Sangat disayangkan pola disparitas itu tergerus sampai pada perpolitikan di daerah. Pola komunikasi parpol dengan gaya curah air hujan (vertical kommunication) menekan setiap para pimpinan parpol di daerah untuk mengambil peran yang tak kalah sama dalam melakukan pembagian politik identitas sehingga masyarakat daerah ikut mengambil peran dalam pembelahan politik yang jauh dari kata berkualitas dan menyehatkan pikiran.

Apakah contoh diatas segara dijadikan cambuk bagi para elit politik di daerah untuk kembali membumikan politik berbasis gagasan, guna merangsang demokrasi subtantif, nampaknya tidak, baru-baru ini masyarakat Maluku Utara pada umumnya dan Kota Tidore khususnya disuguhkan dengan pernyataan salah satu Bakal Calon Wali Kota, Kota Tidore Kepulauan dengan melakukan differensiasi pembelahan antara masyarakat Kota Tidore (Pulau) dengan Tidore (Oba) yang menurut pendapat mayoritas syarat akan unsur Sara, karena melekatkan kebiasaan meminum minuman keras (inmoralitas) pada suatu komunitas atau golongan tertentu, yang menurut hemat penulis tidak pantas diucapkan oleh seorang figur yang cukup berpengalaman pada kanca perpolitikan nasional.

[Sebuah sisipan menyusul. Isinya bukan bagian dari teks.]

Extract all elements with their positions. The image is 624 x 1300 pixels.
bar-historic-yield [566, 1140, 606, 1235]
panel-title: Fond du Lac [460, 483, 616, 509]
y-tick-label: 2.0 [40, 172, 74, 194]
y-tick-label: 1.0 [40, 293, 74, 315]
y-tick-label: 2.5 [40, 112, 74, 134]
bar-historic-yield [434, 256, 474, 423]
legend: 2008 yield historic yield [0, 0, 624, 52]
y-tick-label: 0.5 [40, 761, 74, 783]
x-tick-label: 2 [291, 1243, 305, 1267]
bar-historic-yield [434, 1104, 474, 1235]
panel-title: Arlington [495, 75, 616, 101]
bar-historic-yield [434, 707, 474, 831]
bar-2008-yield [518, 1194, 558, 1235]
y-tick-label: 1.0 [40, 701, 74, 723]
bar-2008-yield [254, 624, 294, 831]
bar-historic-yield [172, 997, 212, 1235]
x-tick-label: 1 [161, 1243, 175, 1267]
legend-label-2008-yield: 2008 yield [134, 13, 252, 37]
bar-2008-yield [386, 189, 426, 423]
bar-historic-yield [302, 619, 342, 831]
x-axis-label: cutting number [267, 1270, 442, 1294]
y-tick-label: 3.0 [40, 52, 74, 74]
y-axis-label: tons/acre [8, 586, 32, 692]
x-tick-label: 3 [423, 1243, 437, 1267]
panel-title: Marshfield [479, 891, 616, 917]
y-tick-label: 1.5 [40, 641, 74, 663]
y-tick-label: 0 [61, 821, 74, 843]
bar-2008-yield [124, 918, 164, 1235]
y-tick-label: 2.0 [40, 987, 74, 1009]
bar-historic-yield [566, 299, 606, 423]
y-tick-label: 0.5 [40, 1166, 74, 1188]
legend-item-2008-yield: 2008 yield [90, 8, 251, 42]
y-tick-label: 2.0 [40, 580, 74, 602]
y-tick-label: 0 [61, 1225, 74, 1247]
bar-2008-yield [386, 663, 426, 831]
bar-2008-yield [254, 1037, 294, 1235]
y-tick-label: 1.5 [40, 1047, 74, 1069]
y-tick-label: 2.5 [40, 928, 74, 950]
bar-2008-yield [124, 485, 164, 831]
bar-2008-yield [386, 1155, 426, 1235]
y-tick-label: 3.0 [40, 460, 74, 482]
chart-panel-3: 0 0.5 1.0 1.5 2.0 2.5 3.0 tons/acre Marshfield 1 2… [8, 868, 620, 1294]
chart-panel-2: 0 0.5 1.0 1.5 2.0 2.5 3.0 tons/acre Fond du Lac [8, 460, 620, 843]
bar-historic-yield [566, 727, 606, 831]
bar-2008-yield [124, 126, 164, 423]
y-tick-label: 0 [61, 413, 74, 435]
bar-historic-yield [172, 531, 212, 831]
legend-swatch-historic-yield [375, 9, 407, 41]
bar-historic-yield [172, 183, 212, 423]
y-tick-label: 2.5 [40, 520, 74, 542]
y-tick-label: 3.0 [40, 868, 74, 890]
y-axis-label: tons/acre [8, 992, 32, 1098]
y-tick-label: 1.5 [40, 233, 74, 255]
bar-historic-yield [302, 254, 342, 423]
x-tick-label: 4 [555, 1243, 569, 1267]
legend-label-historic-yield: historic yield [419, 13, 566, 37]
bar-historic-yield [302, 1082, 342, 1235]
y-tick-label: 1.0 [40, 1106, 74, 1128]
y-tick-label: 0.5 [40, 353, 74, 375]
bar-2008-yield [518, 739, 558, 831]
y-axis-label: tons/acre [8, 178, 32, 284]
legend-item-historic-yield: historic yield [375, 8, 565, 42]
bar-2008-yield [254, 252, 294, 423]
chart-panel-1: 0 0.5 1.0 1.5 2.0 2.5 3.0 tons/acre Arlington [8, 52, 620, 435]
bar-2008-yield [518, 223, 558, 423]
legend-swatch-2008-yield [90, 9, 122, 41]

Dengan mengedepankan prinsip tawadhu, sebab penulis sendiri sebagai seorang mahasiswa merasa sudah selesai dengan diskursus kemanusiaan, pluralisme, serta kebinekaan pawa awal-awal semester penulis berkuliah.

Terlepas dari strategi apa yang dimainkan untuk mendulang popularitas setiap Bakal Calon tindakan ini sungguh jauh dari nilai-nilai kemanusiaan (Human Vilues) nilai yang menjadi sari patih dari demokrasi. Bagi mereka yang mendarmabaktikan pikiran dan hidup mereka guna terwujudnya demokrasi yang sehat, kemanusiaan yang adil dan beradap maka tindakan tersebut haruslah pantas kecam.

Pada akhirnya penulis ingin mengingatkan agar demokasi itu sehat ia harus berjalan diatas rel hukum Constitutional Democracy, setiap orang merdeka untuk berpendapat tetapi pendapat itu tidak dibenarkan membunuh kemerdekaan nurani orang lain. Bertikailah dengan gagasan sebab itu adalah elemen penting dalam demokrasi.

Kebebasan berpendapat masyarakat sipil tidak boleh diberangus sebab itu dapat mematikan demokrasi. Demikian pula perdebatan pemikiran produktif elit politik harus ditumbuhkan karena itu dapat menghidupkan demokrasi.